The resolution invites regional and local authorities to establish and revise regulations relating to short-term rentals, with a focus on the long-term vision of the sector, protecting residents, and preserving city centers while managing to attract tourists.
Issues relating to the sector include residents being priced out of the rental and home buying market, shortages of rental properties, “ghost towns”, tax evasion, and fraudulent listings. There are also problems with landlords seeking to unlawfully evict long-term tenants to rent out their properties short-term for more profit.
The report notes that in Tirana, low-fare travel options and the rise of platforms like Airbnb have contributed to a boom in tourism. Through the provision of short-term accommodation, the city has been able to accommodate a “more diverse” group of tourists and attract more investment to the city.

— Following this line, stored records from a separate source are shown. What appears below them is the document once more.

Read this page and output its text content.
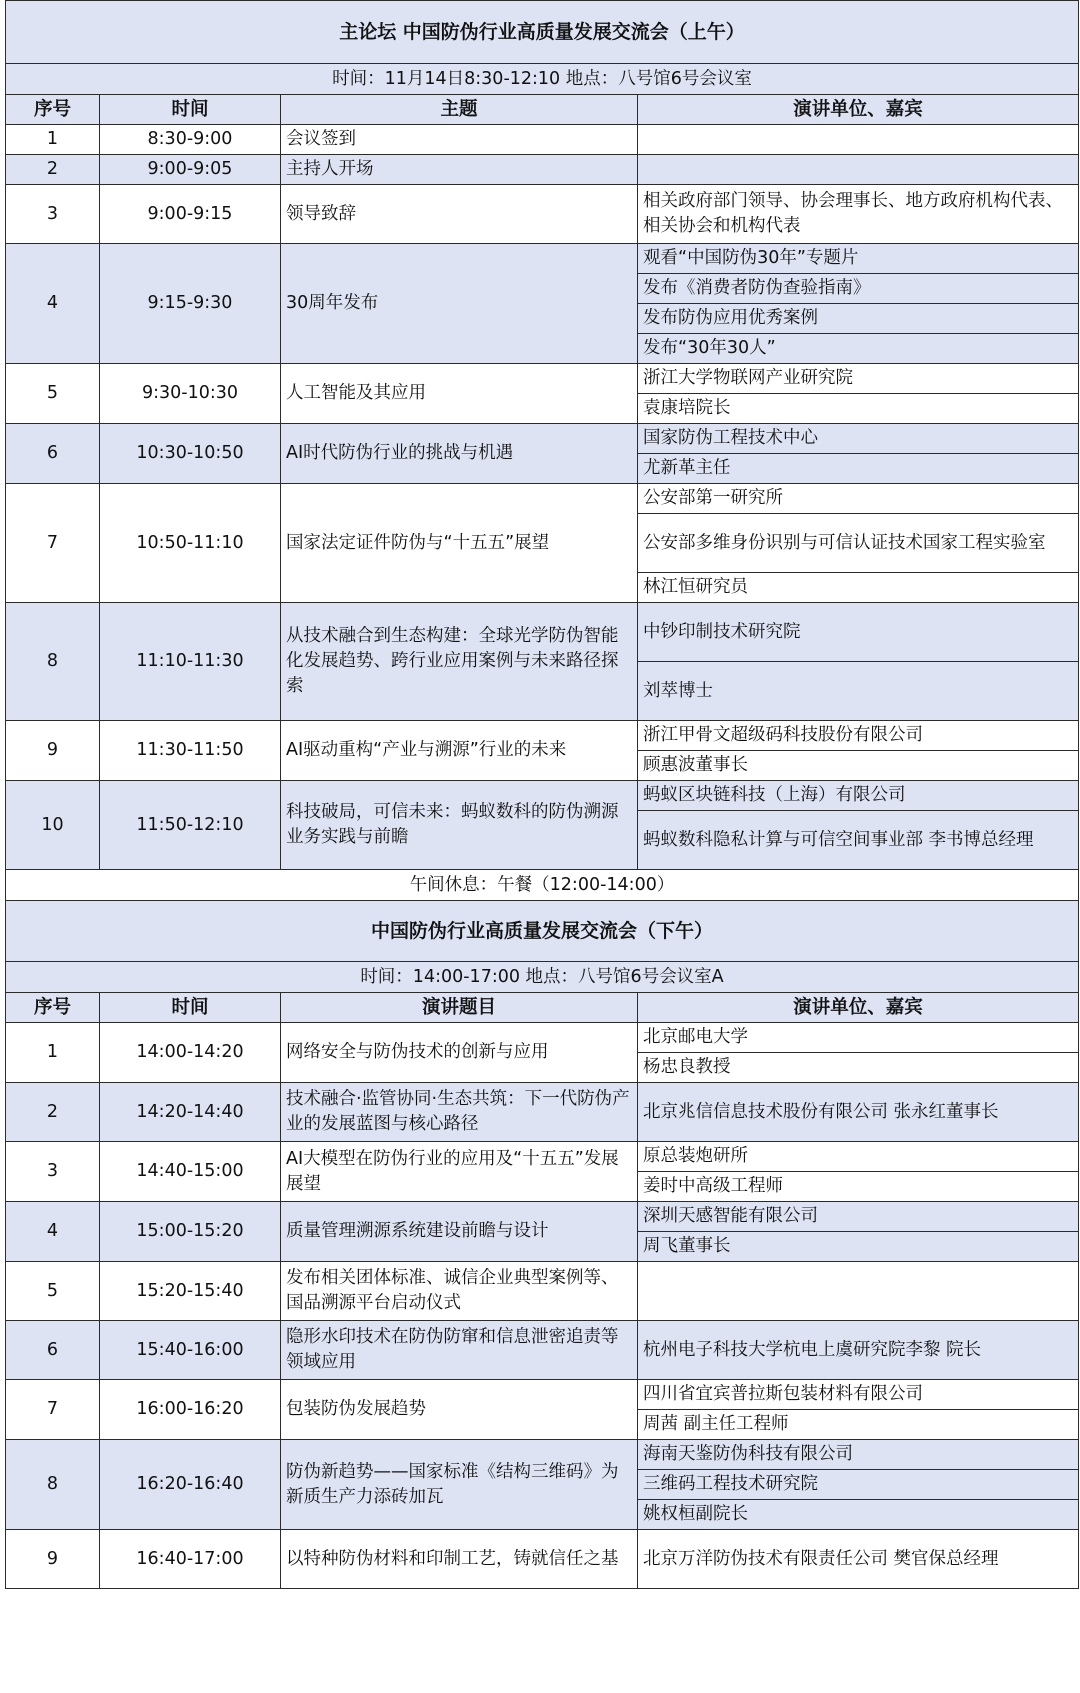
主论坛 中国防伪行业高质量发展交流会（上午）			
时间：11月14日8:30-12:10 地点：八号馆6号会议室			
序号	时间	主题	演讲单位、嘉宾
1	8:30-9:00	会议签到	
2	9:00-9:05	主持人开场	
3	9:00-9:15	领导致辞	相关政府部门领导、协会理事长、地方政府机构代表、相关协会和机构代表
4	9:15-9:30	30周年发布	观看“中国防伪30年”专题片
			发布《消费者防伪查验指南》
			发布防伪应用优秀案例
			发布“30年30人”
5	9:30-10:30	人工智能及其应用	浙江大学物联网产业研究院
			袁康培院长
6	10:30-10:50	AI时代防伪行业的挑战与机遇	国家防伪工程技术中心
			尤新革主任
7	10:50-11:10	国家法定证件防伪与“十五五”展望	公安部第一研究所
			公安部多维身份识别与可信认证技术国家工程实验室
			林江恒研究员
8	11:10-11:30	从技术融合到生态构建：全球光学防伪智能化发展趋势、跨行业应用案例与未来路径探索	中钞印制技术研究院
			刘萃博士
9	11:30-11:50	AI驱动重构“产业与溯源”行业的未来	浙江甲骨文超级码科技股份有限公司
			顾惠波董事长
10	11:50-12:10	科技破局，可信未来：蚂蚁数科的防伪溯源业务实践与前瞻	蚂蚁区块链科技（上海）有限公司
			蚂蚁数科隐私计算与可信空间事业部 李书博总经理
午间休息：午餐（12:00-14:00）			
中国防伪行业高质量发展交流会（下午）			
时间：14:00-17:00 地点：八号馆6号会议室A			
序号	时间	演讲题目	演讲单位、嘉宾
1	14:00-14:20	网络安全与防伪技术的创新与应用	北京邮电大学
			杨忠良教授
2	14:20-14:40	技术融合·监管协同·生态共筑：下一代防伪产业的发展蓝图与核心路径	北京兆信信息技术股份有限公司 张永红董事长
3	14:40-15:00	AI大模型在防伪行业的应用及“十五五”发展展望	原总装炮研所
			姜时中高级工程师
4	15:00-15:20	质量管理溯源系统建设前瞻与设计	深圳天感智能有限公司
			周飞董事长
5	15:20-15:40	发布相关团体标准、诚信企业典型案例等、国品溯源平台启动仪式	
6	15:40-16:00	隐形水印技术在防伪防窜和信息泄密追责等领域应用	杭州电子科技大学杭电上虞研究院李黎 院长
7	16:00-16:20	包装防伪发展趋势	四川省宜宾普拉斯包装材料有限公司
			周茜 副主任工程师
8	16:20-16:40	防伪新趋势——国家标准《结构三维码》为新质生产力添砖加瓦	海南天鉴防伪科技有限公司
			三维码工程技术研究院
			姚权桓副院长
9	16:40-17:00	以特种防伪材料和印制工艺，铸就信任之基	北京万洋防伪技术有限责任公司 樊官保总经理
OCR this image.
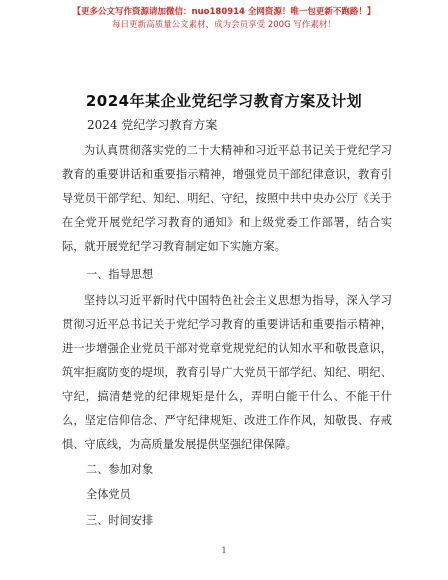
【更多公文写作资源请加微信：nuo180914 全网资源！唯一包更新不跑路！】
每日更新高质量公文素材，成为会员享受 200G 写作素材！
2024年某企业党纪学习教育方案及计划
2024 党纪学习教育方案
为认真贯彻落实党的二十大精神和习近平总书记关于党纪学习教育的重要讲话和重要指示精神，增强党员干部纪律意识，教育引导党员干部学纪、知纪、明纪、守纪，按照中共中央办公厅《关于在全党开展党纪学习教育的通知》和上级党委工作部署，结合实际，就开展党纪学习教育制定如下实施方案。
一、指导思想
坚持以习近平新时代中国特色社会主义思想为指导，深入学习贯彻习近平总书记关于党纪学习教育的重要讲话和重要指示精神，进一步增强企业党员干部对党章党规党纪的认知水平和敬畏意识，筑牢拒腐防变的堤坝，教育引导广大党员干部学纪、知纪、明纪、守纪，搞清楚党的纪律规矩是什么，弄明白能干什么、不能干什么，坚定信仰信念、严守纪律规矩、改进工作作风，知敬畏、存戒惧、守底线，为高质量发展提供坚强纪律保障。
二、参加对象
全体党员
三、时间安排
1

Tirana boasts high home-ownership rates due to various cultural factors that emphasis homeownership. This means that the socioeconomic benefits of renting property for short term, are spread more widely across socioeconomic lines. This resulted in a positive perspective on the short-term rental accommodation sector.
The report noted that the negative impact of these kinds of rentals has not yet been felt in Tirana. This is because it’s not fully developed as a tourist destination and the local housing market is yet to feel the fall-out. But this could be set to change.
The authorities have been asked to establish regulations to reflect the long-term vision of the city, create policies directly related to short-term accommodation rentals, prioritize sustainable development, engage with community stakeholders such as landlords and homeowners, and enforce rules that are already in place.